ROBERT SIEGEL, HOST:
In Paris today, Secretary of State John Kerry met with diplomats from two dozen countries to gather support for the U.S.-led campaign against the militants of the self-proclaimed Islamic State. That meeting followed up on pledges he received from 10 Arab nations last week to support airstrikes on the group known as ISIS which holds land in Iraq and Syria.
NPR's Deborah Amos joins us now from southern Turkey near the Syrian border to talk about what kind of coalition the U.S. might be cobbling together. And Deb, this is coming together quickly. President Obama just outlined his plan to fight ISIS last Wednesday. Who has pledged to do what? I mean are people pledging to stage airstrikes as the U.S. is going to do?
DEBORAH AMOS, BYLINE: Not as specifically as the U.S. We saw today that the French opened reconnaissance flights over Iraq. The Australians have sent fighter jets to the UAE. There were Arab states that did pledge to participate in an air campaign.
But most people I talked to today said that they didn't think that Arab states would actually join in those strikes. It was more a symbolic point to say we're all in.
SIEGEL: Why only symbolic? Are they committed to the fight against ISIS?
AMOS: I think that they are all in. And this happened in a meeting. There was a communique signed in the Jeddah. The Saudis may have been ambivalent before Kerry arrived, but now it seems that they are on board.

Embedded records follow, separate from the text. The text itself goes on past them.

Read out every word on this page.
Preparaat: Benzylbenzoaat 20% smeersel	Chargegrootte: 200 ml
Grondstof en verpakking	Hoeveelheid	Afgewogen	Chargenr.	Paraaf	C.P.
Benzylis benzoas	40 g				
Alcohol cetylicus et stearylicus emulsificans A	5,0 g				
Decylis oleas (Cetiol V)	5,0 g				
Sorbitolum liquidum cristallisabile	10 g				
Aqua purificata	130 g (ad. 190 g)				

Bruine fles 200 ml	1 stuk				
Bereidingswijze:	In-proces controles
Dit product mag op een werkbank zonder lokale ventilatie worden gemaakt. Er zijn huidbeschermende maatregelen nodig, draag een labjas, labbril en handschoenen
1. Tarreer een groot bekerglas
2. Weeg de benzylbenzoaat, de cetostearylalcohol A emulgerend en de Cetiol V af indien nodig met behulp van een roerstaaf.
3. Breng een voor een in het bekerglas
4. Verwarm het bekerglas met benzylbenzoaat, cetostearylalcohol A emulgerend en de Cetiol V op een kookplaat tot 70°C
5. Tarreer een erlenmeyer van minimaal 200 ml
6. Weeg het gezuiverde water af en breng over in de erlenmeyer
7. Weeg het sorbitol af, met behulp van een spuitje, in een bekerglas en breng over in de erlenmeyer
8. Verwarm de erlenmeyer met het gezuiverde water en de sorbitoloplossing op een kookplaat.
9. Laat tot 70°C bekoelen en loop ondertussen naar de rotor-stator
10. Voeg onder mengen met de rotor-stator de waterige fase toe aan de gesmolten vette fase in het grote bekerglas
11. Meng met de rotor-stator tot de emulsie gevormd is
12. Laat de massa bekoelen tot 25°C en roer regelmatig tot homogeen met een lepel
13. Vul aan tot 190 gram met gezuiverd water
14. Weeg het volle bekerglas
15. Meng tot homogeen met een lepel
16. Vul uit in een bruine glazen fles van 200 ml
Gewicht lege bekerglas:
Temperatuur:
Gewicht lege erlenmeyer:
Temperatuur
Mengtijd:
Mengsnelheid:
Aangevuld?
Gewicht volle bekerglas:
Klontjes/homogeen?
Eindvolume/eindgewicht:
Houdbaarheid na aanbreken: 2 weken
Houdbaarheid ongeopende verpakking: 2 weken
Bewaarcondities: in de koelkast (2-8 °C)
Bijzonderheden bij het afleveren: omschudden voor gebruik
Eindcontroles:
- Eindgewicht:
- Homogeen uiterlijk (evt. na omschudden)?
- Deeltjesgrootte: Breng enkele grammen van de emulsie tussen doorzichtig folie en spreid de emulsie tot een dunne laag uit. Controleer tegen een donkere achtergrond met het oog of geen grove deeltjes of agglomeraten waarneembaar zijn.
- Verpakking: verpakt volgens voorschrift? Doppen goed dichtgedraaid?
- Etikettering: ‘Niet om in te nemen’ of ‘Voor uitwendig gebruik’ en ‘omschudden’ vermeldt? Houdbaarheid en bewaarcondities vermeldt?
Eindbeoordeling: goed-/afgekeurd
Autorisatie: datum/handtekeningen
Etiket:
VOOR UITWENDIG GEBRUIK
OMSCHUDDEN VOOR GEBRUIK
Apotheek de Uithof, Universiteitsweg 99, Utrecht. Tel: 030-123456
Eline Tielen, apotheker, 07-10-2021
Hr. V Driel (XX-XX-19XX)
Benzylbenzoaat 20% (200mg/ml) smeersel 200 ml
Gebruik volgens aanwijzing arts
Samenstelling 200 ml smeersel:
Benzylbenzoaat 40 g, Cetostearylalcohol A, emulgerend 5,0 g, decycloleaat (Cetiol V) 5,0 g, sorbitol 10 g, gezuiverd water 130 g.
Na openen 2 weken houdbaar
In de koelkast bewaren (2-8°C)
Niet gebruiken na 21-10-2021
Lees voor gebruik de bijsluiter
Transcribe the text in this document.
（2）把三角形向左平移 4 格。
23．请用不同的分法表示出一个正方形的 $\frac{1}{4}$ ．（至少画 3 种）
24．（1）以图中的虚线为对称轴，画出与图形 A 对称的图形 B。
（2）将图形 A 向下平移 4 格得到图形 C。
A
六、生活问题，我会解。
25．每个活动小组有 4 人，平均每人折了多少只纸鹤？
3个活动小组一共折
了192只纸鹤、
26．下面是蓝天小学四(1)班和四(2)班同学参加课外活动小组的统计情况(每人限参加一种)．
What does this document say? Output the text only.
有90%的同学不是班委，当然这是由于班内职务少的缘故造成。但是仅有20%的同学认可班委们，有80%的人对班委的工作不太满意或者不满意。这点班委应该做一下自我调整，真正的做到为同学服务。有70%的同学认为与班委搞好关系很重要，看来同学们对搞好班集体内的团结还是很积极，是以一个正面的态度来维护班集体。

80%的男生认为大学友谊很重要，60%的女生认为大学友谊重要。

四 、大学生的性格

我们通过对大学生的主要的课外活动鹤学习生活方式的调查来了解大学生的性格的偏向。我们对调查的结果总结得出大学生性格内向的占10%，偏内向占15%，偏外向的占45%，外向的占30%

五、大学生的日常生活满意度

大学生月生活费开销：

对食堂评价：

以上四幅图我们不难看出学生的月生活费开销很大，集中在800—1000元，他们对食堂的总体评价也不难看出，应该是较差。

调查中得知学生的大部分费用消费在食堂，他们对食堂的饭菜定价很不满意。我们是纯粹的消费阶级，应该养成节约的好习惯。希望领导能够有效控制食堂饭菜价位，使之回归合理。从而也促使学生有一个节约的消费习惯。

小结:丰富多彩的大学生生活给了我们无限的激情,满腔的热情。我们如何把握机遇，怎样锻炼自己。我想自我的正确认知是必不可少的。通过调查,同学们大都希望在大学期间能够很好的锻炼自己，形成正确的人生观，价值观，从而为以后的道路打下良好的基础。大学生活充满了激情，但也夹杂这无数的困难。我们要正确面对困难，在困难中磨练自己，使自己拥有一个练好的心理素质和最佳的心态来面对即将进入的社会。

They had already said that they would support training camps for Syrian moderate rebels.
What they got - I am told by Saudi sources - from Kerry is a pledge that Syrian President Bashar al Assad would not benefit from attacks on ISIS. That was a Saudi concern, and it's been a concern of other Gulf states.
SIEGEL: Now, if you look at a map, you would think that Turkey and Iran, bordering both Iraq and Syria, would be the most important participants in a coalition. But they're not signed on. Why not?
AMOS: These other contradictions in this coalition. The Iranians have been fighting against ISIS. They've been working with the Iraqis. But the U.S. nixed an Iranian invitation to Paris. So today, Iran's supreme leader ruled out any coordination with the U.S. And that puts Baghdad in a bit of a squeeze between its two most important allies - Washington and Tehran.
Turkey's absence is also crucial. ISIS has kidnapped 49 Turkish citizens. So Turkey has been constrained in how much it will confront ISIS. And it's important because Turkey is the border where ISIS has been smuggling some oil. And to curb those finances, it's going to take Turkish cooperation. So I think the Americans are putting more pressure on the Turks. They're a NATO ally, and they need to buy in to this coalition for it to work.
SIEGEL: Is this actually on track? The coalition the U.S. claimed to have in the 2003 invasion of Iraq was basically the U.S. with lots of symbolic members. Is it going to be like that again do you think?
AMOS: What we see this time is there are more players signing on, but they all have different agendas. That wasn't part of the public discussion today. But it's Washington that's going to have to manage this complex chessboard of interest. They're going to have to coordinate it all with the Iraqi government. They have to keep all the members on board. They also have to try to manage the regional competition between some of these key coalition members.
And in the meantime, ISIS is also adapting and reacting. They are a very, very savvy, strategic enemy. So there are reports from Syria today that ISIS was moving its weapons systems into valleys where it's going to be harder to hit from the air. They're embedding themselves in densely populated areas. That assures, they think, that any airstrike will also hit civilians. And that is a recruiting tool for them.
SIEGEL: Thank you, Deb.
AMOS: Thank you, Robert.
SIEGEL: That's NPR's Deborah Amos speaking to us from southern Turkey near the Syrian border.